The Arts and Design Newsletter – Student Blog – Irene Ingebretsen
Irene Ingebretsen | Trinity Laban Conservatoire of Music and Dance | BA Contemporary Dance
There are several things I have enjoyed during my studies at Trinity Laban. First of all, the programme that I am taking is put together in a beneficial and clever way in order to give the richest, fullest and most efficient journey through the three years. They constantly make changes and improvements based on students’ feedback, making things more relevant to the work field we are preparing for. Another very positive and also rare thing Trinity Laban offers is an exciting mix of students from all over the world, as about 50% of the students are not British. This is exciting both socially and culturally, but it also stimulates creative sharing, and leads to rich classes of people with completely different backgrounds and you can take from each other and share your experience.
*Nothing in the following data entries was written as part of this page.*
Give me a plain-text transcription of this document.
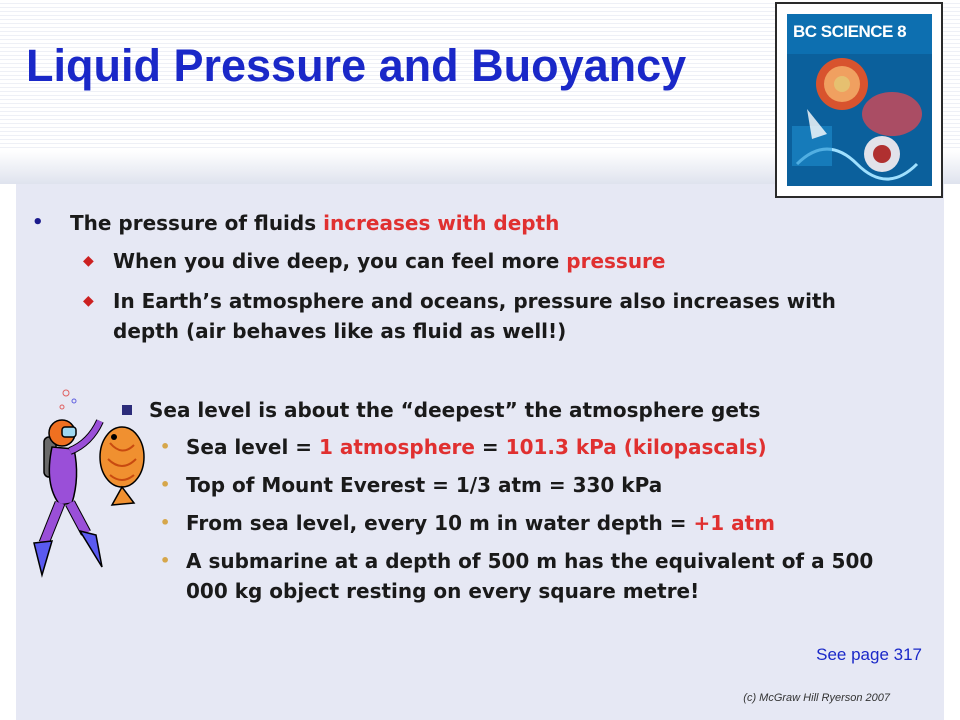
Liquid Pressure and Buoyancy
BC SCIENCE 8
• The pressure of fluids increases with depth
◆ When you dive deep, you can feel more pressure
◆ In Earth’s atmosphere and oceans, pressure also increases with depth (air behaves like as fluid as well!)
Sea level is about the “deepest” the atmosphere gets
• Sea level = 1 atmosphere = 101.3 kPa (kilopascals)
• Top of Mount Everest = 1/3 atm = 330 kPa
• From sea level, every 10 m in water depth = +1 atm
• A submarine at a depth of 500 m has the equivalent of a 500 000 kg object resting on every square metre!
See page 317
(c) McGraw Hill Ryerson 2007
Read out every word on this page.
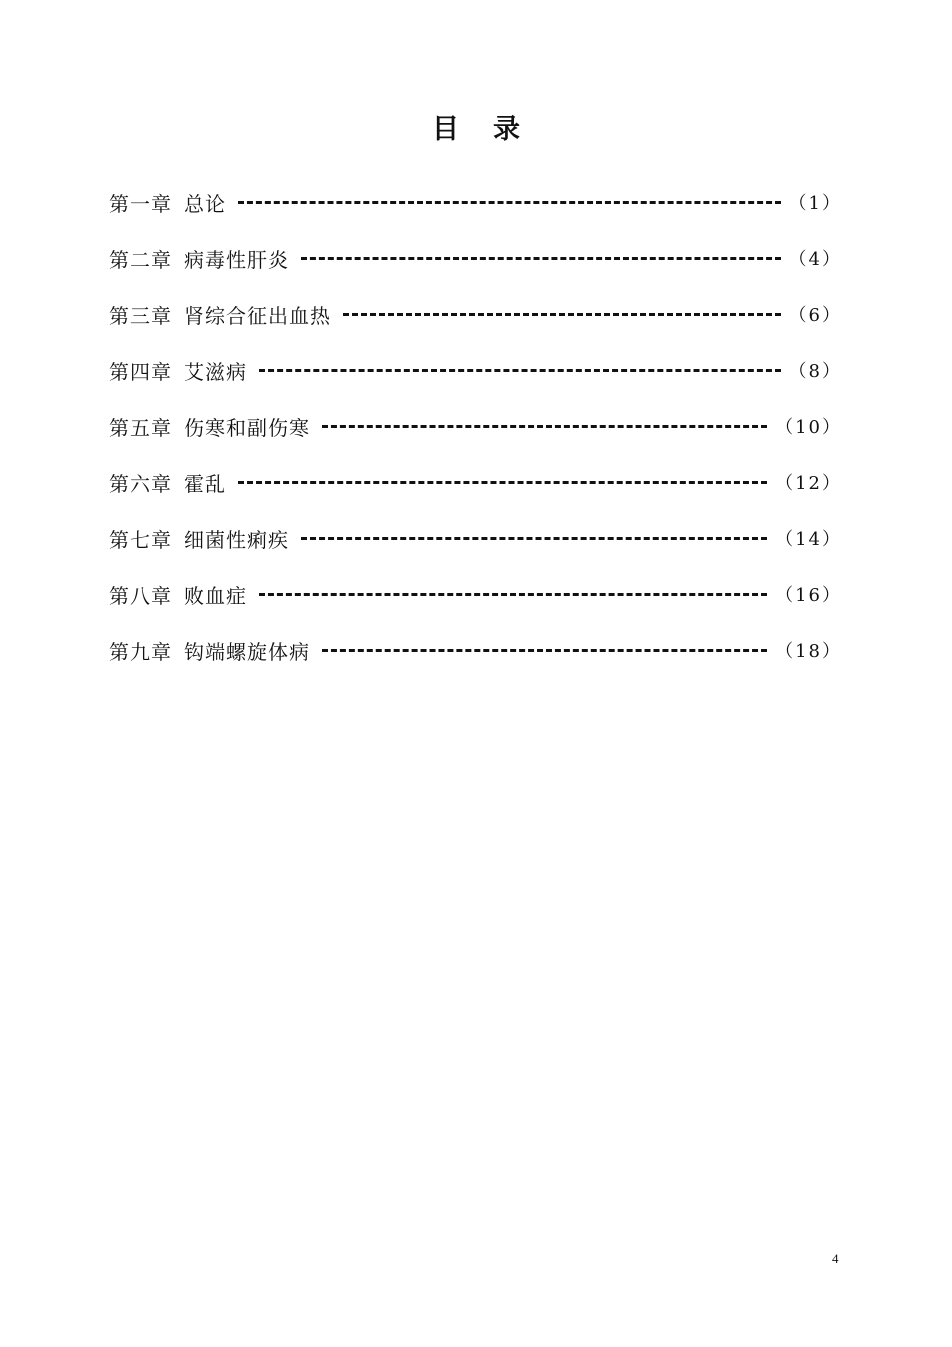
目录
第一章 总论	（1）
第二章 病毒性肝炎	（4）
第三章 肾综合征出血热	（6）
第四章 艾滋病	（8）
第五章 伤寒和副伤寒	（10）
第六章 霍乱	（12）
第七章 细菌性痢疾	（14）
第八章 败血症	（16）
第九章 钩端螺旋体病	（18）
4
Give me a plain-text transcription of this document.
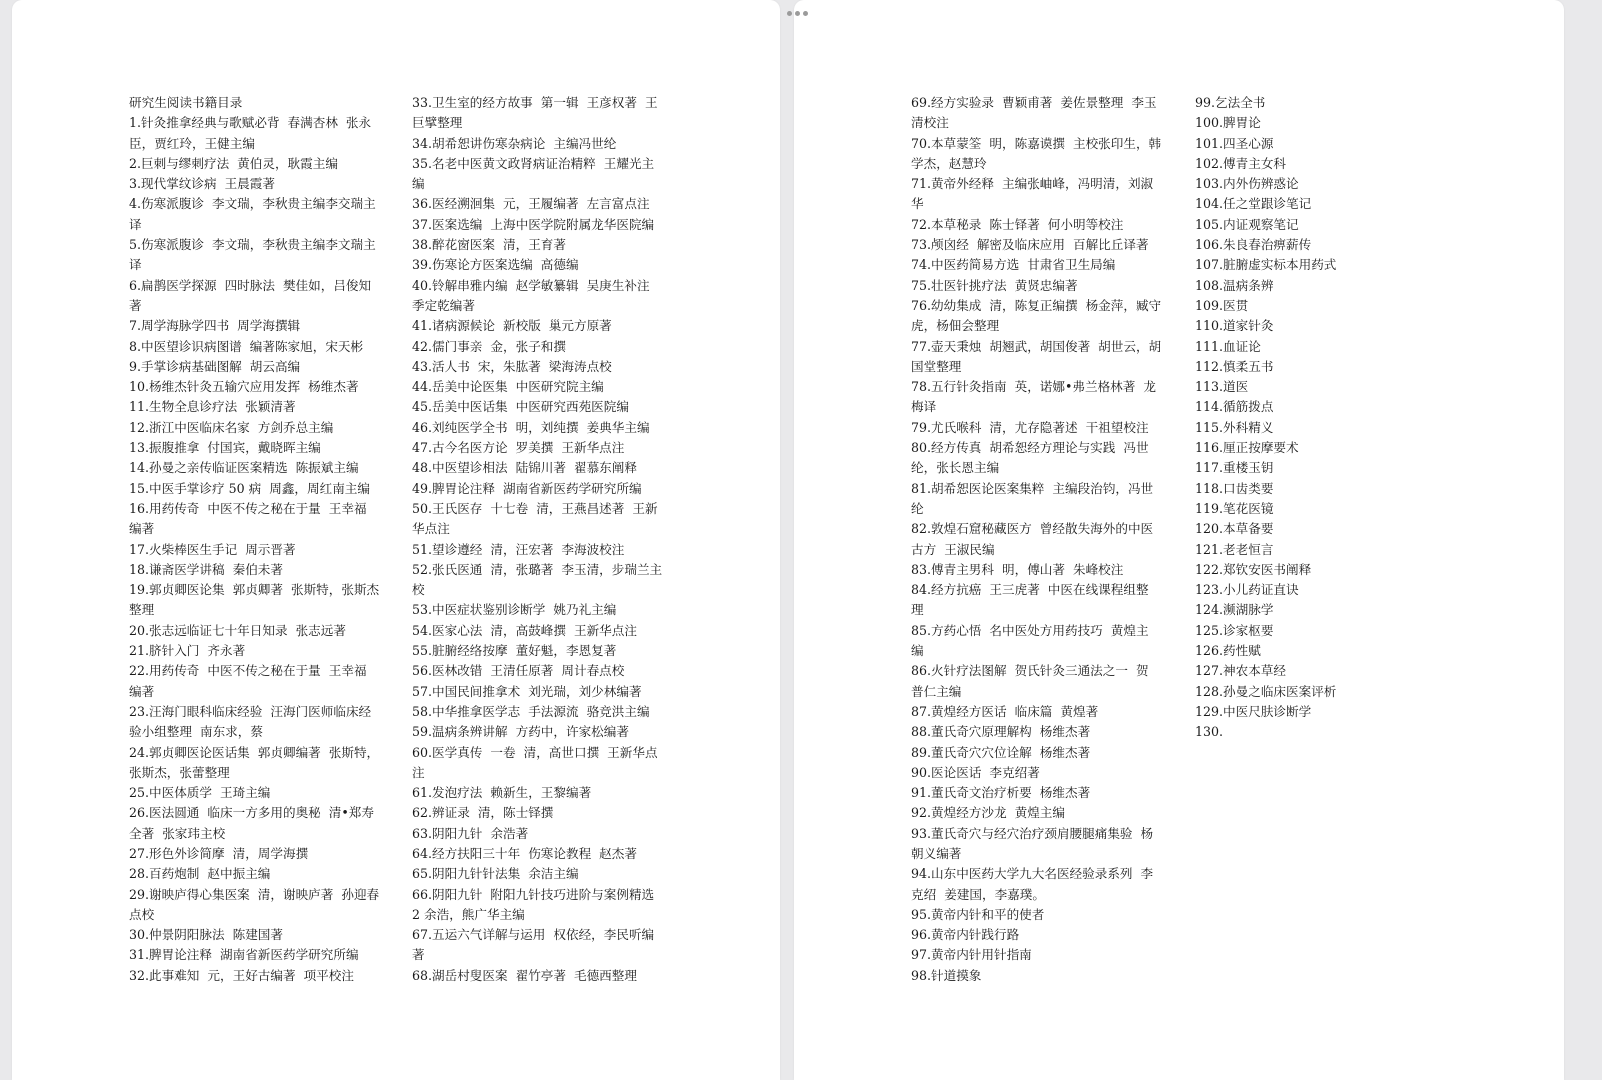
研究生阅读书籍目录
1.针灸推拿经典与歌赋必背  春满杏林  张永
臣，贾红玲，王健主编
2.巨刺与缪刺疗法  黄伯灵，耿霞主编
3.现代掌纹诊病  王晨霞著
4.伤寒派腹诊  李文瑞，李秋贵主编李交瑞主
译
5.伤寒派腹诊  李文瑞，李秋贵主编李文瑞主
译
6.扁鹊医学探源  四时脉法  樊佳如，吕俊知
著
7.周学海脉学四书  周学海撰辑
8.中医望诊识病图谱  编著陈家旭，宋天彬
9.手掌诊病基础图解  胡云高编
10.杨维杰针灸五输穴应用发挥  杨维杰著
11.生物全息诊疗法  张颖清著
12.浙江中医临床名家  方剑乔总主编
13.振腹推拿  付国宾，戴晓晖主编
14.孙曼之亲传临证医案精选  陈振斌主编
15.中医手掌诊疗 50 病  周鑫，周红南主编
16.用药传奇  中医不传之秘在于量  王幸福
编著
17.火柴棒医生手记  周示晋著
18.谦斋医学讲稿  秦伯未著
19.郭贞卿医论集  郭贞卿著  张斯特，张斯杰
整理
20.张志远临证七十年日知录  张志远著
21.脐针入门  齐永著
22.用药传奇  中医不传之秘在于量  王幸福
编著
23.汪海门眼科临床经验  汪海门医师临床经
验小组整理  南东求，蔡
24.郭贞卿医论医话集  郭贞卿编著  张斯特，
张斯杰，张蕾整理
25.中医体质学  王琦主编
26.医法圆通  临床一方多用的奥秘  清•郑寿
全著  张家玮主校
27.形色外诊简摩  清，周学海撰
28.百药炮制  赵中振主编
29.谢映庐得心集医案  清，谢映庐著  孙迎春
点校
30.仲景阴阳脉法  陈建国著
31.脾胃论注释  湖南省新医药学研究所编
32.此事难知  元，王好古编著  项平校注
33.卫生室的经方故事  第一辑  王彦权著  王
巨擘整理
34.胡希恕讲伤寒杂病论  主编冯世纶
35.名老中医黄文政肾病证治精粹  王耀光主
编
36.医经溯洄集  元，王履编著  左言富点注
37.医案选编  上海中医学院附属龙华医院编
38.醉花窗医案  清，王育著
39.伤寒论方医案选编  高德编
40.铃解串雅内编  赵学敏纂辑  吴庚生补注
季定乾编著
41.诸病源候论  新校版  巢元方原著
42.儒门事亲  金，张子和撰
43.活人书  宋，朱肱著  梁海涛点校
44.岳美中论医集  中医研究院主编
45.岳美中医话集  中医研究西苑医院编
46.刘纯医学全书  明，刘纯撰  姜典华主编
47.古今名医方论  罗美撰  王新华点注
48.中医望诊相法  陆锦川著  翟慕东阐释
49.脾胃论注释  湖南省新医药学研究所编
50.王氏医存  十七卷  清，王燕昌述著  王新
华点注
51.望诊遵经  清，汪宏著  李海波校注
52.张氏医通  清，张璐著  李玉清，步瑞兰主
校
53.中医症状鉴别诊断学  姚乃礼主编
54.医家心法  清，高鼓峰撰  王新华点注
55.脏腑经络按摩  董好魁，李恩复著
56.医林改错  王清任原著  周计春点校
57.中国民间推拿术  刘光瑞，刘少林编著
58.中华推拿医学志  手法源流  骆竞洪主编
59.温病条辨讲解  方药中，许家松编著
60.医学真传  一卷  清，高世口撰  王新华点
注
61.发泡疗法  赖新生，王黎编著
62.辨证录  清，陈士铎撰
63.阴阳九针  余浩著
64.经方扶阳三十年  伤寒论教程  赵杰著
65.阴阳九针针法集  余洁主编
66.阴阳九针  附阳九针技巧进阶与案例精选
2 余浩，熊广华主编
67.五运六气详解与运用  权依经，李民听编
著
68.湖岳村叟医案  翟竹亭著  毛德西整理
69.经方实验录  曹颖甫著  姜佐景整理  李玉
清校注
70.本草蒙筌  明，陈嘉谟撰  主校张印生，韩
学杰，赵慧玲
71.黄帝外经释  主编张岫峰，冯明清，刘淑
华
72.本草秘录  陈士铎著  何小明等校注
73.颅囟经  解密及临床应用  百解比丘译著
74.中医药简易方选  甘肃省卫生局编
75.壮医针挑疗法  黄贤忠编著
76.幼幼集成  清，陈复正编撰  杨金萍，臧守
虎，杨佃会整理
77.壶天秉烛  胡翘武，胡国俊著  胡世云，胡
国堂整理
78.五行针灸指南  英，诺娜•弗兰格林著  龙
梅译
79.尤氏喉科  清，尤存隐著述  干祖望校注
80.经方传真  胡希恕经方理论与实践  冯世
纶，张长恩主编
81.胡希恕医论医案集粹  主编段治钧，冯世
纶
82.敦煌石窟秘藏医方  曾经散失海外的中医
古方  王淑民编
83.傅青主男科  明，傅山著  朱峰校注
84.经方抗癌  王三虎著  中医在线课程组整
理
85.方药心悟  名中医处方用药技巧  黄煌主
编
86.火针疗法图解  贺氏针灸三通法之一  贺
普仁主编
87.黄煌经方医话  临床篇  黄煌著
88.董氏奇穴原理解构  杨维杰著
89.董氏奇穴穴位诠解  杨维杰著
90.医论医话  李克绍著
91.董氏奇文治疗析要  杨维杰著
92.黄煌经方沙龙  黄煌主编
93.董氏奇穴与经穴治疗颈肩腰腿痛集验  杨
朝义编著
94.山东中医药大学九大名医经验录系列  李
克绍  姜建国，李嘉璞。
95.黄帝内针和平的使者
96.黄帝内针践行路
97.黄帝内针用针指南
98.针道摸象
99.乞法全书
100.脾胃论
101.四圣心源
102.傅青主女科
103.内外伤辨惑论
104.任之堂跟诊笔记
105.内证观察笔记
106.朱良春治痹薪传
107.脏腑虚实标本用药式
108.温病条辨
109.医贯
110.道家针灸
111.血证论
112.慎柔五书
113.道医
114.循筋拨点
115.外科精义
116.厘正按摩要术
117.重楼玉钥
118.口齿类要
119.笔花医镜
120.本草备要
121.老老恒言
122.郑钦安医书阐释
123.小儿药证直诀
124.濒湖脉学
125.诊家枢要
126.药性赋
127.神农本草经
128.孙曼之临床医案评析
129.中医尺肤诊断学
130.
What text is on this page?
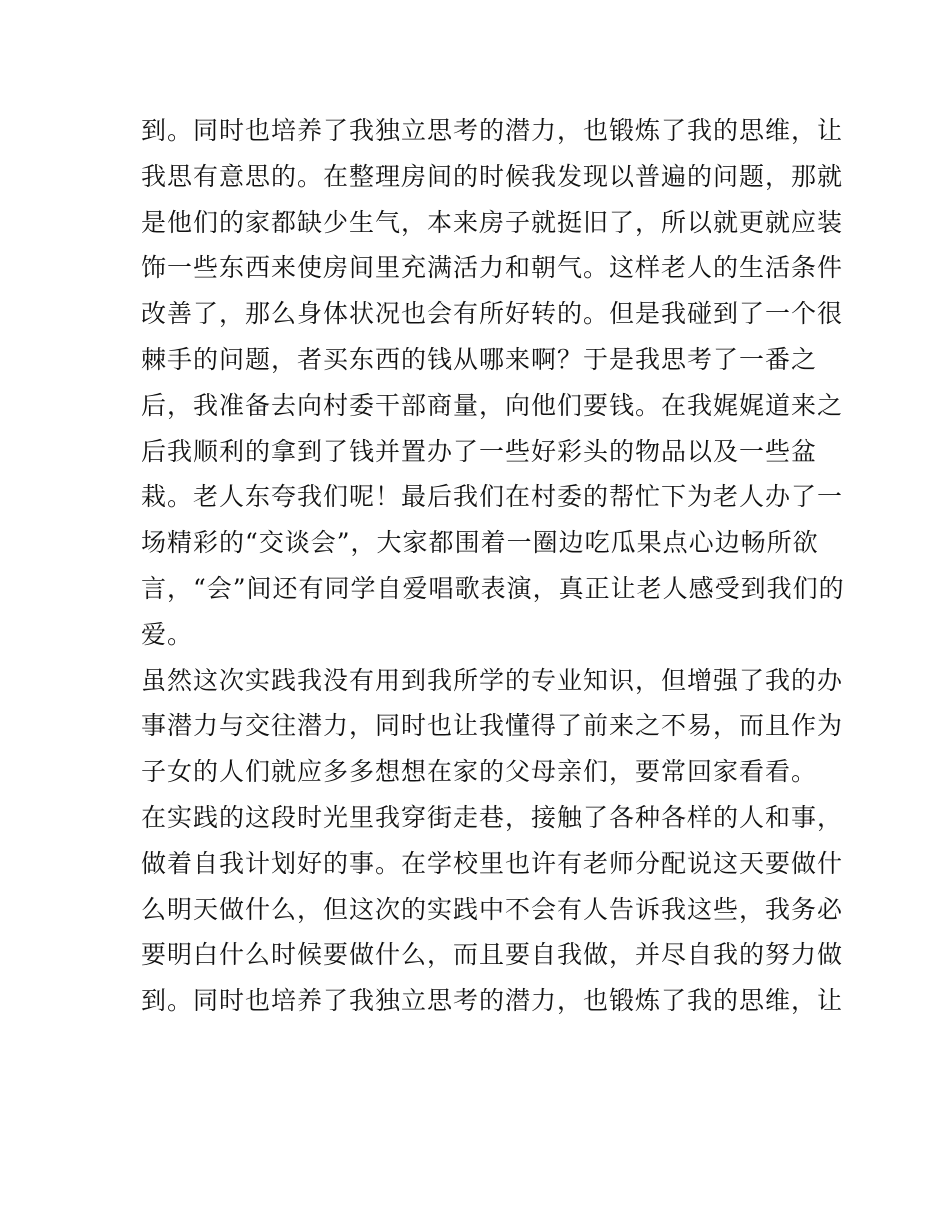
到。同时也培养了我独立思考的潜力，也锻炼了我的思维，让
我思有意思的。在整理房间的时候我发现以普遍的问题，那就
是他们的家都缺少生气，本来房子就挺旧了，所以就更就应装
饰一些东西来使房间里充满活力和朝气。这样老人的生活条件
改善了，那么身体状况也会有所好转的。但是我碰到了一个很
棘手的问题，者买东西的钱从哪来啊？于是我思考了一番之
后，我准备去向村委干部商量，向他们要钱。在我娓娓道来之
后我顺利的拿到了钱并置办了一些好彩头的物品以及一些盆
栽。老人东夸我们呢！最后我们在村委的帮忙下为老人办了一
场精彩的“交谈会”，大家都围着一圈边吃瓜果点心边畅所欲
言，“会”间还有同学自爱唱歌表演，真正让老人感受到我们的
爱。
虽然这次实践我没有用到我所学的专业知识，但增强了我的办
事潜力与交往潜力，同时也让我懂得了前来之不易，而且作为
子女的人们就应多多想想在家的父母亲们，要常回家看看。
在实践的这段时光里我穿街走巷，接触了各种各样的人和事，
做着自我计划好的事。在学校里也许有老师分配说这天要做什
么明天做什么，但这次的实践中不会有人告诉我这些，我务必
要明白什么时候要做什么，而且要自我做，并尽自我的努力做
到。同时也培养了我独立思考的潜力，也锻炼了我的思维，让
As a dancer I feel like I have got the chance to develop my skills in dance in several areas. Some schools might focus only on certain aspects, but at Trinity Laban you get to grow in technique, creative and choreographic practice and also in the academic and more analytical and reflective sides of dance. As I wished to have more creativity and room for thought and reflection in my training as well as technique, for me Trinity Laban was the right choice, as I find that combination very satisfying. For me, that makes me feel more prepared for after education and it feels like I have knowledge and skills that I can use in several areas. But most importantly, other than getting stronger technically and developing my creative skills and so on, I feel like the journey through the course has helped me to get to know myself as a dancer: what I like, what interests me, how I want to work. I think that is a very valuable thing to have gained here at Trinity Laban.
I think my favourite performing experience at Trinity Laban must be the choreography shows in my second year. We all create one choreography each, and perform as dancers for each other, and in the end 24 choreographies are selected from the 90 choreographies in the year to be performed in the Laban Theatre. I was really lucky to be dancing in three of the selected pieces, and it was a very intense, fun, busy and exciting period that taught us a lot about how we want to work, and where we got to explore the roles of choreographer and dancer to a full extent. In the end, the choreographers for the pieces got to decide everything from costumes to lighting, and some of us were even invited to perform some of the pieces at a dance festival in Italy, which we did just before starting our third year.
The CoLab project gave us the opportunity to collaborate with the musicians. During the project the musicians and the dancers learned a lot about how the other group works creatively in a very open and playful environment. I’ve done projects outside of school as well with people I met through a CoLab project.
Trinity Laban has a good support system if you need it. Of course it’s up to everyone to make use of it, and you might never need to, but there is a lot of support and help for your individual situation that you can access if you just ask for it. Personally, I got pregnant between second and third years, and because of this I needed to make some adjustments to the length and nature of my study. The teachers, tutors and leaders of the programme were open and willing to listen, support, adjust and advise me in this situation. This is something that can be good to know as things such as injuries and other changes to your situation can occur at any point, and you might want to study somewhere where you will be offered help and support if that should happen.
My experience at Trinity Laban has been inspiring and opening, and has given me a great toolbox to use after my education.